MIDASim is easy to implement, flexible and suitable for most microbiome data simulation situations. MIDASim has three major advantages. First, MIDASim performs better in reproducing the distributional features of real data compared to other methods at both presence-absence level and relative-abundance level. MIDASim-simulated data are more similar to the template data than competing methods, as quantified using a variety of measures. Second, MIDASim makes few distributional assumptions for the relative abundances, and thus can easily accommodate complex distributional features in real data. Third, MIDASim is computationally efficient and can be used to simulate large microbiome datasets.
测序技术的进步促使人们发现了人类微生物群与许多疾病、状况及特征之间的关联。随着微生物组数据的获取日益增多,已开发出多种统计方法来研究这些关联。新开发方法的数量不断增加,凸显出需要简单、快速且可靠的方法来模拟逼真的微生物组数据,这对于验证和评估这些方法的性能至关重要。然而,由于微生物组数据的复杂性质,包括分类单元之间的相关性、稀疏性、过度离散性和组成性,生成逼真的微生物组数据具有挑战性。当前模拟微生物组数据的方法在捕捉微生物组数据的这些重要特征方面存在不足,或者可能需要大量的计算时间。
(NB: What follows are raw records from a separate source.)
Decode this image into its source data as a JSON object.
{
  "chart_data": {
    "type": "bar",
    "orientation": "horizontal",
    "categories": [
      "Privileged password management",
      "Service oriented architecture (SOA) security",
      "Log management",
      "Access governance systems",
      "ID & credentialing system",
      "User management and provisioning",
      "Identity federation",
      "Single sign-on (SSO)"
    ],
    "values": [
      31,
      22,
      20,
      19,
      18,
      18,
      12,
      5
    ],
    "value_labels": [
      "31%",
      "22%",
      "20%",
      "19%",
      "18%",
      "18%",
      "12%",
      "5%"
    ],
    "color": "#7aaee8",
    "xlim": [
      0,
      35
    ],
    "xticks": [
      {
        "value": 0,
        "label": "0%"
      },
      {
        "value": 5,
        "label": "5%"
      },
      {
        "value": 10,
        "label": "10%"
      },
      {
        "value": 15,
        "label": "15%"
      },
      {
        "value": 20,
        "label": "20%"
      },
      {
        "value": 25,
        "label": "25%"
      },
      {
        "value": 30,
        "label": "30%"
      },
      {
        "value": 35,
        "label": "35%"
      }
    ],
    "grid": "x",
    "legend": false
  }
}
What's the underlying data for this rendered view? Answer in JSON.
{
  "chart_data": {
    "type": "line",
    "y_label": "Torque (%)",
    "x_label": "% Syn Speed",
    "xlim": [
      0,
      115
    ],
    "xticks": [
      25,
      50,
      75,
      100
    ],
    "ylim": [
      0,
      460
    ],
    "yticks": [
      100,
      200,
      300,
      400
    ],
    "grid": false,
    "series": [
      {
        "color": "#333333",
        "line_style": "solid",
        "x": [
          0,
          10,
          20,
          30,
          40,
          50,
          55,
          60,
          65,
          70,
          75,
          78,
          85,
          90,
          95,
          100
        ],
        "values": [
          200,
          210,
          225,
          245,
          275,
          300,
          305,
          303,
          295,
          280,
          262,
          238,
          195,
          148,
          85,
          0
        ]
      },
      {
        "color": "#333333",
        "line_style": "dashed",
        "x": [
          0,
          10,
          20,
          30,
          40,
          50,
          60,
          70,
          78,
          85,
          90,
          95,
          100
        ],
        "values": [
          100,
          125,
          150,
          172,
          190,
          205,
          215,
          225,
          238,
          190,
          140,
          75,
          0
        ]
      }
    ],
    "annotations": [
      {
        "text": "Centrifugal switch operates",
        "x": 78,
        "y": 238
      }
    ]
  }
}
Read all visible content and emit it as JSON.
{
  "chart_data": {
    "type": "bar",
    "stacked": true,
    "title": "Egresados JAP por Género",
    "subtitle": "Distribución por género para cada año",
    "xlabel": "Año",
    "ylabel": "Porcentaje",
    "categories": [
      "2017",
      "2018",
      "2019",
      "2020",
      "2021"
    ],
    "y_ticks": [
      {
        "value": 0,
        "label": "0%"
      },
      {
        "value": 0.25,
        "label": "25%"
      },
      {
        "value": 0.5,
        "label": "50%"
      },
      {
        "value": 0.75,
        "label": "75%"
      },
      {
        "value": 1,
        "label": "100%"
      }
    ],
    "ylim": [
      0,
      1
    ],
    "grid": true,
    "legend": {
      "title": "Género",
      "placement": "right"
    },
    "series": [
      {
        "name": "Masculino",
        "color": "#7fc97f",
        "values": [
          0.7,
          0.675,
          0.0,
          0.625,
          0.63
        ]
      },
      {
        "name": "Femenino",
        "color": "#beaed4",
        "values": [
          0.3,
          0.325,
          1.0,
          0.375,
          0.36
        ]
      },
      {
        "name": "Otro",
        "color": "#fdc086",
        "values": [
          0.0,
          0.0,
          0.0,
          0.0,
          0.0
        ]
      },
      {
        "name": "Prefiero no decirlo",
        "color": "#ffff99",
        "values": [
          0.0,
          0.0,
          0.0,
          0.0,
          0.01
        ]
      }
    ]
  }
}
我们开发了MIDASim(微生物组数据模拟器),这是一种快速且简单的方法,用于模拟逼真的微生物组数据,该数据可再现模板微生物组数据集的分布和相关结构。MIDASim是一种两步法。第一步生成表示所有分类单元存在与否状态相关的二元指标,第二步利用高斯相依函数考虑分类单元之间的相关性,为第一步中被认为存在的分类单元生成相对丰度和计数。在第二步中,MIDASim可以在非参数和参数模式下运行。在非参数模式下,高斯相依函数使用相对丰度的经验分布作为边际分布。在参数模式下,使用逆广义伽马分布代替经验分布。
我们使用肠道和阴道数据证明了MIDASim相对于其他现有方法具有更好的性能。在参数或非参数模式下,MIDASim通过PER-MANOVA以及在α多样性和β离散度方面均表现出卓越的性能。我们还展示了参数模式下的MIDASim如何用于评估在组成模型中寻找差异丰富分类单元的方法的性能。
MIDASim易于实现、灵活且适用于大多数微生物组数据模拟情况。MIDASim具有三个主要优点。首先,与其他方法相比,MIDASim在存在与否水平和相对丰度水平上再现真实数据的分布特征方面表现更好。使用各种度量进行量化时,MIDASim模拟的数据比竞争方法生成的数据更类似于模板数据。其次,MIDASim对相对丰度几乎不做分布假设,因此能够轻松适应真实数据中的复杂分布特征。第三,MIDASim计算效率高,可用于模拟大型微生物组数据集。